I always feel like Down is kind of a different band. If you round up say 100 bands, we stick out like a, I won’t say a sore thumb, but I will say a thumb. We stick out no matter what festival situation we may be in. It’s all fun to us.
The Philip H. Anselmo & the Illegals album ‘Walk Through Exits Only’ has been out for a while now. Were you satisfied with the response?
I thought it was a good response. It doesn’t matter how well established you are individually. If you are going to throw something brand new at your fan base, it is going to take a while for them to digest it all. I still think we are in the slow digesting mode because one record can only tell so much about a band.
I’ve been writing a bunch of new stuff for the Illegals and being very, very conscious to make sure that it’s completely different, but still extreme at the same time. I think it’s going to take this next record and maybe even the next one after that for people to even be able to completely figure out what our intentions were on the first record.
I have been through all this before with different bands. You have to prove yourself on that second record. When that comes out or when we are ready to put the sucker out, I will know more, you will know more, and we will go from there.
Turning to the label side of things, your Housecore Records is getting ready to put out the Eyehategod album. What was your role in its recording?
It’s a type of record where they did drums in one room, guitars in a different room, and when it came to vocals, that is where Mike IX Williams felt the most comfortable with working together with me. We work awesome together. We know this from doing a couple of Arson Anthem records together. Mike is very particular. He is very serious about what he does, especially when it comes to Eyehategod.
When it comes to Eyehategod, I have been a fan since their first demo. I feel like I know them very well. Mike trusted me. We worked really well together on this thing. Honestly, I think it’s his best work. To be bold enough, I think it’s Eyehategod’s best record ever.

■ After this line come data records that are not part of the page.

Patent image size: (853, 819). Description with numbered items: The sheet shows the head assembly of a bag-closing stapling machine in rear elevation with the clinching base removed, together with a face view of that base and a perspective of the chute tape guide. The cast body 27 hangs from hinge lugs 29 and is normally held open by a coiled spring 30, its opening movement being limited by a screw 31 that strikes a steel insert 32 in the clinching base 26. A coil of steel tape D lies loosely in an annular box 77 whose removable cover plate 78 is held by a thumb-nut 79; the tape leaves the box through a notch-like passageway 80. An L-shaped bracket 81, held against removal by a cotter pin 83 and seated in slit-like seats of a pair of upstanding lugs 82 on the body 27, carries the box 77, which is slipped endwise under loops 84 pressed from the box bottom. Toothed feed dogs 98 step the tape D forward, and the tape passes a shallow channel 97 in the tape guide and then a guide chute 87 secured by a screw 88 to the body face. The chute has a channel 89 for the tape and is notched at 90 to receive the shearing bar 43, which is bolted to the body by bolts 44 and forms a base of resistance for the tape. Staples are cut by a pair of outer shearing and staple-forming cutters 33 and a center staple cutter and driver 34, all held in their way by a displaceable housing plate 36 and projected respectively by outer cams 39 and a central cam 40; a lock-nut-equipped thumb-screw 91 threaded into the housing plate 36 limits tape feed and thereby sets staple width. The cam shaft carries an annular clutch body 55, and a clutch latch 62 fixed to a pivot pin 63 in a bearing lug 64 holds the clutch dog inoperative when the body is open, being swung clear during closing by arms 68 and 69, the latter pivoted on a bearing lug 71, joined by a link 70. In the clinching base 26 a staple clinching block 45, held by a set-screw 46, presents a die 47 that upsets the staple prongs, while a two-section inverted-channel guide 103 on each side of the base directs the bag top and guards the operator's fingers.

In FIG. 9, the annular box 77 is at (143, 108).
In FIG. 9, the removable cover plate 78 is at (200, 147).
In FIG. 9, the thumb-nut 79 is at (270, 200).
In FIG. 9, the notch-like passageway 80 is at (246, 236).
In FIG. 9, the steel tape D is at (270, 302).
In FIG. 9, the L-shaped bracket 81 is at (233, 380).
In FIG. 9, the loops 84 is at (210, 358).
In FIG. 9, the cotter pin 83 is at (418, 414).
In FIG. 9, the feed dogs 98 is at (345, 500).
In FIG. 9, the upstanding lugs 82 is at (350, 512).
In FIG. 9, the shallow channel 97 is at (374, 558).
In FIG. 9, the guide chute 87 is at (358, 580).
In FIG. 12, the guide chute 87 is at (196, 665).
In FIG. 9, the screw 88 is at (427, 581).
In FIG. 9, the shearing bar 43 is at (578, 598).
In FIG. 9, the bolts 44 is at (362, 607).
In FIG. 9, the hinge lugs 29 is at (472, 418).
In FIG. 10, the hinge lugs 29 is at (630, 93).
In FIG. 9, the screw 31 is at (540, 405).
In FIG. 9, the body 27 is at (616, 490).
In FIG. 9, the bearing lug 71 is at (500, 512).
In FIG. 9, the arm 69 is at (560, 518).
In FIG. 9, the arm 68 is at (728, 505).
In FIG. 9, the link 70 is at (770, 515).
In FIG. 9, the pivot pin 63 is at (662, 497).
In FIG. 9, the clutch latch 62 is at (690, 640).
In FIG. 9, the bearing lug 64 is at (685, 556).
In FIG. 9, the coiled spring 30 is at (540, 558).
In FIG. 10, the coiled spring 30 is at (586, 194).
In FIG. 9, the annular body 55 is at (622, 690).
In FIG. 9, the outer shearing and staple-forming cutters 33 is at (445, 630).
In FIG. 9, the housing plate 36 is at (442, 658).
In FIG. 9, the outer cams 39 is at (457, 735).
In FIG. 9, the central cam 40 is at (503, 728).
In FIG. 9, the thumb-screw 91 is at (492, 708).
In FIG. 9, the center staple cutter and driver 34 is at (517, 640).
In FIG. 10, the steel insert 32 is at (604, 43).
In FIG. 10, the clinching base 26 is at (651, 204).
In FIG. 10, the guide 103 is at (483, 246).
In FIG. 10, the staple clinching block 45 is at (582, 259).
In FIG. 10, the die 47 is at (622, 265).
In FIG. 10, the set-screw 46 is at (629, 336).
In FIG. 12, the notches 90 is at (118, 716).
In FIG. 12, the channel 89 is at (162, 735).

I’m so proud of them and proud to be part of this. It goes beyond words. I don’t even know how to put it into words. It’s going to be a blast. I’m very proud to be part of it. That is all I can say.
The first Housecore Horror Film Festival was a huge success. There was the recent announcement about the ‘Texas Chainsaw Massacre’ cast reuniting at this year’s festival. What did you learn from last year’s event that you can apply to this year to make things bigger and better?
Honestly, to not stress out on it as much. Year One was like, “Oh my God. What are we getting into here?” We saw how laid back everything was and how well set up it was. That relieved a whole lot of anxiety. I’m looking forward to it, yet still in my opinion we are in a lot of infantile stages as far as securing certain buildings and securing certain bands and making sure we get a gigantic library of different films. To me, it’s all still very much in the works and has a long way to go before I can feel absolutely comfortable about it.
It is great to have the ‘Texas Chainsaw’ cast. Everyone that was a part of it that is still alive and kicking is going to come down and view this thing together for the first time. It is a lot of guys and gals that were in the actual film that have never sat down together and watched the whole original from front to back in one sitting. That is going to be really so unique and mind blowing for a horror freak like myself. It once again goes beyond words. We are working hard towards everything.
You have a lot of irons in the fire. Anything else you have going on that you need to mention?
I think we nailed everything. Whatever it may be, irons in the fire, there is always room in that fire. Just bring it on, man.